Note: you may need to restart the kernel to use updated packages.


In [14]:
%mkdir schemas
!wget https://raw.githubusercontent.com/GSI-Xapiens-CSIRO/sBeacon-BGSi/refs/heads/main/shared_resources/schemas/analysis-schema.json -O schemas/analysis-schema.json    
!wget https://raw.githubusercontent.com/GSI-Xapiens-CSIRO/sBeacon-BGSi/refs/heads/main/shared_resources/schemas/biosample-schema.json -O schemas/biosample-schema.json
!wget https://raw.githubusercontent.com/GSI-Xapiens-CSIRO/sBeacon-BGSi/refs/heads/main/shared_resources/schemas/dataset-schema.json -O schemas/dataset-schema.json
!wget https://raw.githubusercontent.com/GSI-Xapiens-CSIRO/sBeacon-BGSi/refs/heads/main/shared_resources/schemas/individual-schema.json -O schemas/individual-schema.json
!wget https://raw.githubusercontent.com/GSI-Xapiens-CSIRO/sBeacon-BGSi/refs/heads/main/shared_resources/schemas/run-schema.json -O schemas/run-schema.json
!wget https://raw.githubusercontent.com/GSI-Xapiens-CSIRO/sBeacon-BGSi/refs/heads/main/shared_resources/schemas/submit-dataset-schema-new.json -O schemas/submit-dataset-schema-new.json

mkdir: schemas: File exists
--2025-02-03 09:46:51--  https://raw.githubusercontent.com/GSI-Xapiens-CSIRO/sBeacon-BGSi/refs/heads/main/shared_resources/schemas/analysis-schema.json
Resolving raw.githubusercontent.com (raw.githubusercontent.com)... 2606:50c0:8002::154, 2606:50c0:8003::154, 2606:50c0:8000::154, ...
Connecting to raw.githubusercontent.com (raw.githubusercontent.com)|2606:50c0:8002::154|:443... connected.
HTTP request sent, awaiting response... 200 OK
Length: 3144 (3.1K) [text/plain]
Saving to: ‘schemas/analysis-schema.json’


2025-02-03 09:46:51 (30.0 MB/s) - ‘schemas/analysis-schema.json’ saved [3144/3144]

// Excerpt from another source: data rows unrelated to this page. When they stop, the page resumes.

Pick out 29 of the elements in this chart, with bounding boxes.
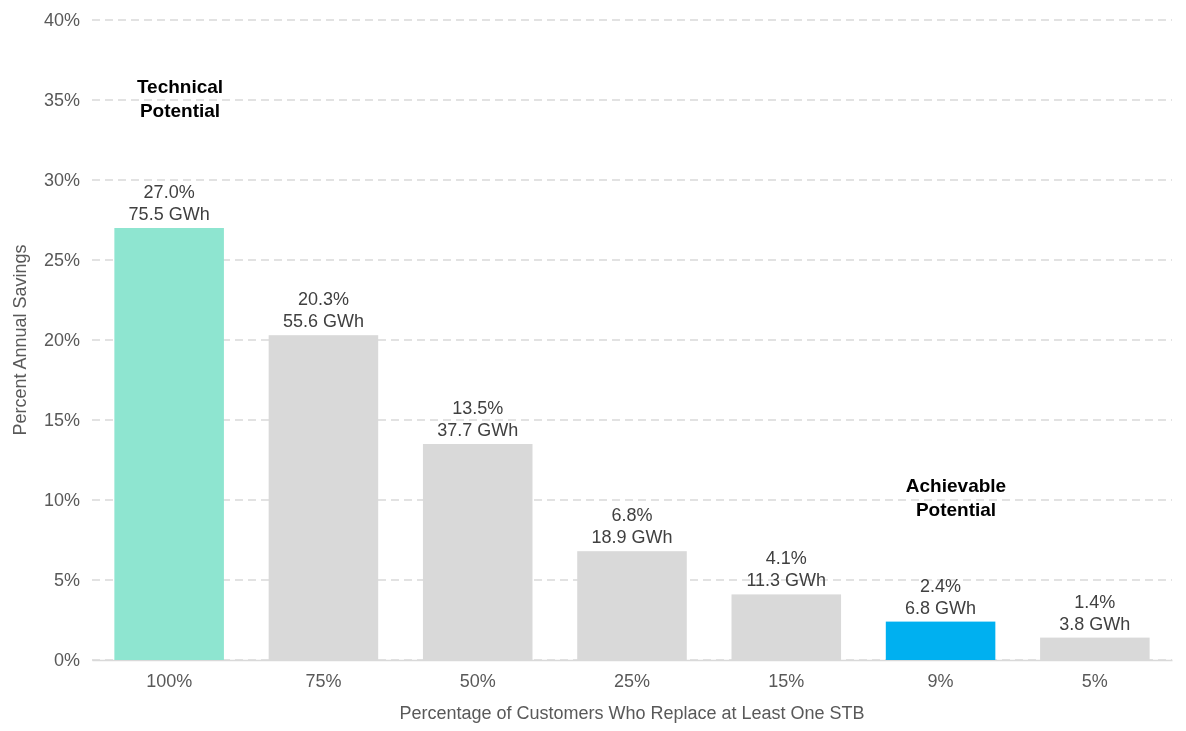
x-tick-label: 15% (768, 670, 805, 691)
data-label: 20.3% 55.6 GWh (282, 289, 364, 332)
bar (885, 621, 996, 660)
y-tick-label: 35% (43, 90, 80, 111)
x-tick-label: 25% (613, 670, 651, 691)
data-label: 13.5% 37.7 GWh (437, 398, 519, 440)
annotation: Achievable Potential (905, 475, 1007, 520)
data-label: 2.4% 6.8 GWh (905, 575, 977, 618)
data-label: 4.1% 11.3 GWh (746, 548, 827, 591)
x-tick-label: 9% (927, 670, 954, 691)
x-axis-title: Percentage of Customers Who Replace at Least One STB (399, 703, 865, 723)
y-tick-label: 5% (53, 570, 80, 591)
x-tick-label: 50% (459, 670, 496, 691)
x-tick-label: 100% (146, 670, 193, 691)
y-axis-title: Percent Annual Savings (10, 244, 30, 436)
x-tick-label: 5% (1081, 670, 1108, 691)
y-tick-label: 20% (43, 330, 80, 351)
y-tick-label: 25% (43, 250, 80, 271)
data-label: 1.4% 3.8 GWh (1059, 591, 1131, 634)
annotation: Technical Potential (136, 76, 224, 121)
y-tick-label: 0% (53, 650, 80, 671)
bar (114, 228, 224, 660)
data-label: 6.8% 18.9 GWh (591, 505, 673, 548)
x-tick-label: 75% (305, 670, 342, 691)
y-tick-label: 40% (43, 10, 80, 31)
data-label: 27.0% 75.5 GWh (128, 182, 210, 224)
y-tick-label: 30% (43, 170, 80, 191)
y-tick-label: 15% (43, 410, 80, 431)
y-tick-label: 10% (43, 490, 80, 511)
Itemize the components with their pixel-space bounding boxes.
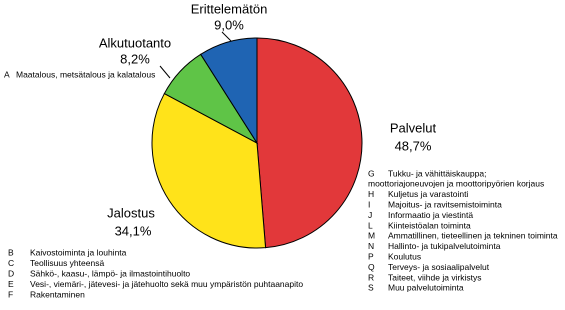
- note-text: Vesi-, viemäri-, jätevesi- ja jätehuolto…: [30, 279, 303, 289]
- note-text: moottoriajoneuvojen ja moottoripyörien k…: [368, 179, 544, 189]
- note-text: Kiinteistöalan toiminta: [388, 220, 471, 230]
- slice-value-label: 8,2%: [120, 51, 150, 66]
- slice-label: Palvelut: [390, 120, 437, 135]
- note-code: H: [368, 189, 374, 199]
- note-code: C: [8, 258, 14, 268]
- note-code: M: [368, 231, 375, 241]
- pie-slice: [256, 37, 363, 249]
- pie-slice: [151, 92, 267, 249]
- note-code: I: [368, 199, 370, 209]
- note-code: Q: [368, 262, 375, 272]
- slice-label: Jalostus: [107, 205, 155, 220]
- note-text: Ammatillinen, tieteellinen ja tekninen t…: [388, 231, 558, 241]
- slice-value-label: 34,1%: [115, 223, 152, 238]
- note-code: E: [8, 279, 14, 289]
- leader-line: [221, 31, 233, 43]
- note-text: Kaivostoiminta ja louhinta: [30, 247, 127, 257]
- pie-slice: [200, 37, 258, 145]
- note-code: A: [4, 69, 10, 79]
- note-text: Majoitus- ja ravitsemistoiminta: [388, 199, 502, 209]
- note-code: N: [368, 241, 374, 251]
- note-text: Hallinto- ja tukipalvelutoiminta: [388, 241, 501, 251]
- note-code: R: [368, 272, 374, 282]
- slice-label: Erittelemätön: [191, 1, 268, 16]
- note-code: D: [8, 268, 14, 278]
- note-code: P: [368, 251, 374, 261]
- note-code: F: [8, 289, 13, 299]
- note-text: Informaatio ja viestintä: [388, 210, 473, 220]
- slice-label: Alkutuotanto: [99, 35, 171, 50]
- note-text: Teollisuus yhteensä: [30, 258, 104, 268]
- note-text: Tukku- ja vähittäiskauppa;: [388, 168, 486, 178]
- note-text: Rakentaminen: [30, 289, 85, 299]
- leader-line: [159, 65, 171, 79]
- note-code: J: [368, 210, 372, 220]
- note-code: L: [368, 220, 373, 230]
- note-text: Muu palvelutoiminta: [388, 283, 464, 293]
- note-code: G: [368, 168, 375, 178]
- note-text: Taiteet, viihde ja virkistys: [388, 272, 482, 282]
- note-text: Sähkö-, kaasu-, lämpö- ja ilmastointihuo…: [30, 268, 190, 278]
- slice-value-label: 9,0%: [214, 17, 244, 32]
- slice-value-label: 48,7%: [395, 138, 432, 153]
- note-code: S: [368, 283, 374, 293]
- note-text: Koulutus: [388, 251, 421, 261]
- note-text: Kuljetus ja varastointi: [388, 189, 468, 199]
- note-text: Terveys- ja sosiaalipalvelut: [388, 262, 490, 272]
- note-code: B: [8, 247, 14, 257]
- note-text: Maatalous, metsätalous ja kalatalous: [16, 69, 155, 79]
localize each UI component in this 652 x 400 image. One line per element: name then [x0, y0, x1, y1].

--2025-02-03 09:46:52--  https://raw.githubusercontent.com/GSI-Xapiens-CSIRO/sBeacon-BGSi/refs/heads/main/shared_resources/schemas/biosample-schema.json
Resolving raw.githubusercontent.com (raw.githubusercontent.com)... 2606:50c0:8002::154, 2606:50c0:8003::154, 2606:50c0:8000::154, ...
Connecting to raw.githubusercontent.com (raw.githubusercontent.com)|2606:50c0:8002::

In [15]:
from jsonschema import Draft202012Validator, RefResolver
import os

  from jsonschema import Draft202012Validator, RefResolver


In [16]:

def validate_request(parameters):
    # inject dummy values for missing fields - these will be added by the Dataportal during submission
    parameters["datasetId"] = "Dataset Id"
    parameters["projectName"] = "Project Name"
    parameters["vcfLocations"] = ["vcfLocation1", "vcfLocation2"]
    # load validator
    new_schema = "./schemas/submit-dataset-schema-new.json"
    schema_dir = os.path.dirname(os.path.abspath(new_schema))
    new_schema = json.load(open(new_schema))
    resolveNew = RefResolver(base_uri="file://" + schema_dir + "/", referrer=new_schema)
    validator = Draft202012Validator(new_schema, resolver=resolveNew)
    errors = []

    for error in sorted(validator.iter_errors(parameters), key=lambda e: e.path):
        error_message = f"{error.message} "
        for part in list(error.path):
            error_message += f"/{part}"
        errors.append(error_message)
    return errors

validate_request(submission)

[]

If the above output is `[]` or an empty list, you do not have any errors.

Otherwise you'll see the JSON path of errors and can be fixed.